Starting point is 00:20:17 Is the term sheet 12 pages long? Is it two pages long? And I think, like, understanding, like, who are the people that are going to have to sign off? on this along the way. And understanding all that is, I think, really important to sort of be aligned on timing and sort of what kind of information is going to need to go forward and how the whole thing's going to work. And I think a lot of times, like, in the rush of moving things forward, especially the entrepreneurs, don't take a step back to say, like, okay, I want you to walk me through every step of the way, like, if we're going to go down this path, what happens? And I mean,
Starting point is 00:20:47 I found when I was sitting on the other side of the table, I was always happy to be really open about that because I think it's important for people to understand the milestones and who's involved and what needs to happen. But that's the, to me, like, that's the A number one question because it is, it is not been the same at any place I've worked at. You know, I've talked to Tyson. I don't think it's this, you know, it's always different at different places because, you know, big companies have different internal organizations. Watching this space and observing the space. One of the things that we think about a lot is it seems like only companies that are not doing very well are the ones that are really seeking
Starting point is 00:21:20 corporate development. Like, why would you in this day and age when you're trying to grow a big company? So, like, how would you kind of respond to that? Yeah. There's a, there's the meme of companies get bought and not sold. But, you know, my answer to that is, you know, strategics don't buy companies they've never, they've never met. So, you know, it's all about creating options for the company.

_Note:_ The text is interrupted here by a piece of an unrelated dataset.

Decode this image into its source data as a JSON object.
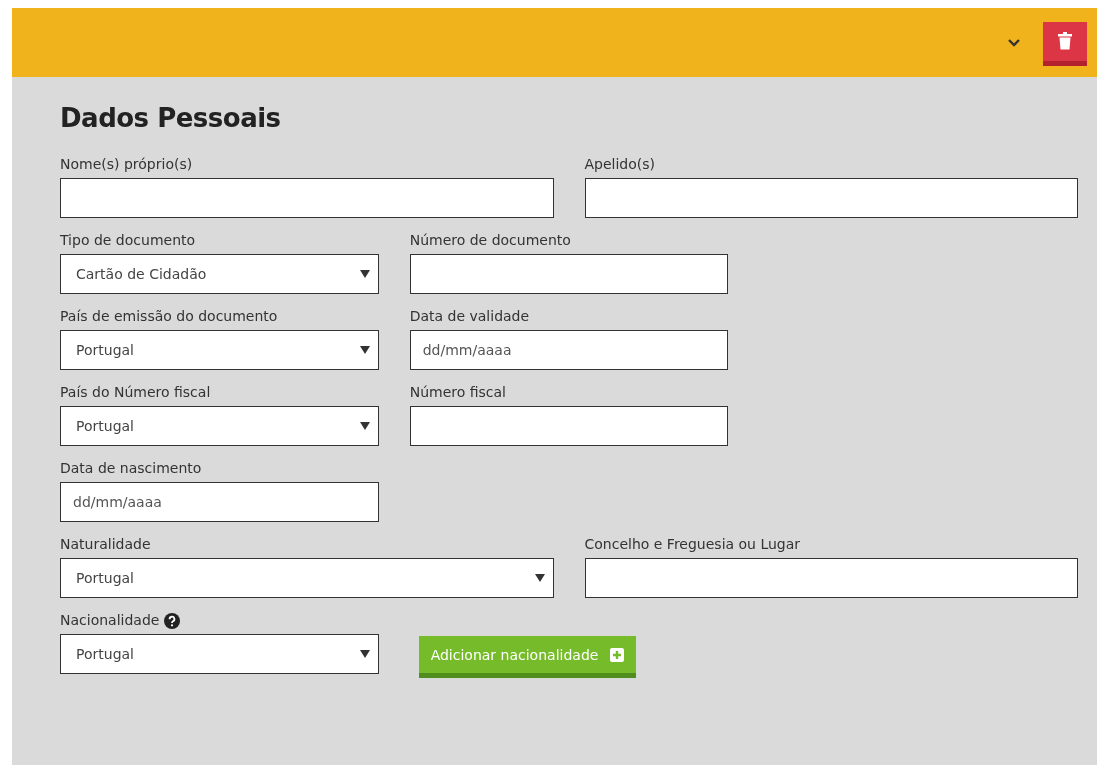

Starting point is 00:21:41 So whether that's staying independent, that's one option. But you also have to, you know, as John O'Farrell said, you know, you have to know where the exits are. So it's, it's, it's understood. what those options are, creating some of those options, getting on the radar and giving larger strategics an opportunity to preemptively come in and with an acquisition offer. Not to say that you have to take that, not to say that that's the route, the only route that you're building towards, but it's creating an option for you. Okay, awesome.
Starting point is 00:22:09 So that's another episode of the 860s podcast. Thank you, Jamie, James, and Tyson. Thanks, so much. Thanks, guys. Thank you.